Code Example for Infinite Array Search

def infinite_array_search(arr, target: int) -> int:
    """
    Search for a target in a hypothetically infinite sorted array.
    - arr: A sorted array with an unknown size (assumed to be infinite for this problem)
    - target: The integer to search for
    Returns the index of the target if found; otherwise, -1.
    """
    # Step 1: Find the range where target could be
    left, right = 0, 1
    while target > arr[right]:  # Expand the range exponentially
        left = right
        right *= 2  # Double the range size
    
    # Step 2: Perform binary search within the range [left, right]
    return binary_search(arr[left:right + 1], target)  # Slice arr for binary search

Explanation

1. Expanding the Range: By doubling right, we increase the search space exponentially, which minimizes the number of comparisons while quickly covering a large range.

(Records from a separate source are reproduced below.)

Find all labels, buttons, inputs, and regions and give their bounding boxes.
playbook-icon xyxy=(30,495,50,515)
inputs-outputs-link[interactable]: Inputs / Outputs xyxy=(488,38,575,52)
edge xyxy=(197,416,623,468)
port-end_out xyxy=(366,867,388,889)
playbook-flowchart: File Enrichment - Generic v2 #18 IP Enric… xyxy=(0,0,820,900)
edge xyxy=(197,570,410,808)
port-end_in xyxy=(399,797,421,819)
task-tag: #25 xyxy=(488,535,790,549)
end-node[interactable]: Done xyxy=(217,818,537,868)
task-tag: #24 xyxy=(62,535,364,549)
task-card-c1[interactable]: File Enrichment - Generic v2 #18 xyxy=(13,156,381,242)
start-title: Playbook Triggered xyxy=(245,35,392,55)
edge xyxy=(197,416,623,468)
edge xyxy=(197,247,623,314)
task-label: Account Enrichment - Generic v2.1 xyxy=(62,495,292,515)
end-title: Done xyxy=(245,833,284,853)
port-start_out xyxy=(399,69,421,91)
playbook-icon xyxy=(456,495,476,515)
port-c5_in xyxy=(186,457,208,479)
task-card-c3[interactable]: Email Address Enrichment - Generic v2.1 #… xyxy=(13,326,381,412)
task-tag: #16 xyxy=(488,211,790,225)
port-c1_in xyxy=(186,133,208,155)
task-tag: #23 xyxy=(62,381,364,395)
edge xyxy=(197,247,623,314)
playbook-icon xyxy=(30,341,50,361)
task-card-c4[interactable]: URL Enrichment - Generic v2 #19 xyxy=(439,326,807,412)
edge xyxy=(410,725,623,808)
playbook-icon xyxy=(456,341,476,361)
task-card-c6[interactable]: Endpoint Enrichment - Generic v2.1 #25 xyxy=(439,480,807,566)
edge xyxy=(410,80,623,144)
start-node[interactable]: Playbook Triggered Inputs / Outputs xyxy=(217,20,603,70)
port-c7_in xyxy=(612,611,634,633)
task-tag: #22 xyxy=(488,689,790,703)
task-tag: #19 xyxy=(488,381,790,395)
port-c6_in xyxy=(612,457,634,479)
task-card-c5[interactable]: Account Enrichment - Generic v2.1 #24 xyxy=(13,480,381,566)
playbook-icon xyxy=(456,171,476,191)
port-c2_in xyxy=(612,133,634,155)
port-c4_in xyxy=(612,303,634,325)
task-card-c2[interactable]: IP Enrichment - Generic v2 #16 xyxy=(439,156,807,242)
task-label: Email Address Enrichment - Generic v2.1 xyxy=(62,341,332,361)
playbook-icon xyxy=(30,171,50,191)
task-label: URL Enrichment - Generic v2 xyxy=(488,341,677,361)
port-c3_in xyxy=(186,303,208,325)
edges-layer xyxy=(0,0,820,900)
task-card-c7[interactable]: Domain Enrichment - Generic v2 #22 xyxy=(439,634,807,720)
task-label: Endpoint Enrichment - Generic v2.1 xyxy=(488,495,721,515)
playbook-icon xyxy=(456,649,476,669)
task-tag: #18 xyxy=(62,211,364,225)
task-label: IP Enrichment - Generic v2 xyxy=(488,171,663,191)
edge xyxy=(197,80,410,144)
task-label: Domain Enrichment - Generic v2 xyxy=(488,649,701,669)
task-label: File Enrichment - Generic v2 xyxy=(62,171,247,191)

• Binary Search in the Range: Once the target is within a known range, we slice arr and perform binary search within [left, right].

Binary Search in a Rotated Sorted Array

A rotated sorted array is an array that was originally sorted but then rotated at an unknown pivot. For example, [4, 5, 6, 7, 0, 1, 2] is a rotated version of [0, 1, 2, 4, 5, 6, 7].

Key Idea:

1. Binary Search with Condition Checks: Unlike standard Binary Search, we need to determine which side (left or right) of the array is sorted and whether the target lies within that sorted range.

2. Adjust the Range Accordingly: Use conditions to narrow down the search space based on the properties of the rotated array.

Code Example for Rotated Array Search

def rotated_array_search(arr: List[int], target: int) -> int:
    """
    Search for a target in a rotated sorted array.
    - arr: List of integers, sorted then rotated at an unknown pivot
    - target: Integer to search for
    Returns the index of the target if found; otherwise, -1.
    """
    left, right = 0, len(arr) - 1
    while left <= right:
        mid = left + (right - left) // 2
        # Check if the middle element is the target
        if arr[mid] == target:
            return mid
        # Determine if the left half is sorted
        if arr[left] <= arr[mid]:
            # Target is in the sorted left half
            if arr[left] <= target < arr[mid]:
                right = mid - 1
            else:
                left = mid + 1
        # Otherwise, the right half must be sorted
        else:
            # Target is in the sorted right half
            if arr[mid] < target <= arr[right]:
                left = mid + 1
            else:
                right = mid - 1
    return -1  # Target not found

Explanation

Identify Sorted Half:

• If arr[left] <\= arr[mid], the left half is sorted.
• If arr[mid] <\= arr[right], the right half is sorted.

Adjust Search Space:

• If the left half is sorted and the target is within the range [arr[left], arr[mid]], narrow the search to the left half.
• Otherwise, if the right half is sorted and the target is within [arr[mid], arr[right]], narrow the search to the right half.

Example Execution: For an array [4, 5, 6, 7, 0, 1, 2] with target \= 0:

1. The midpoint is 7, which is greater than 4, indicating that the left half is sorted.
2. Since 0 is not within [4, 7], search in the right half.
3. Continue until 0 is found at the correct index.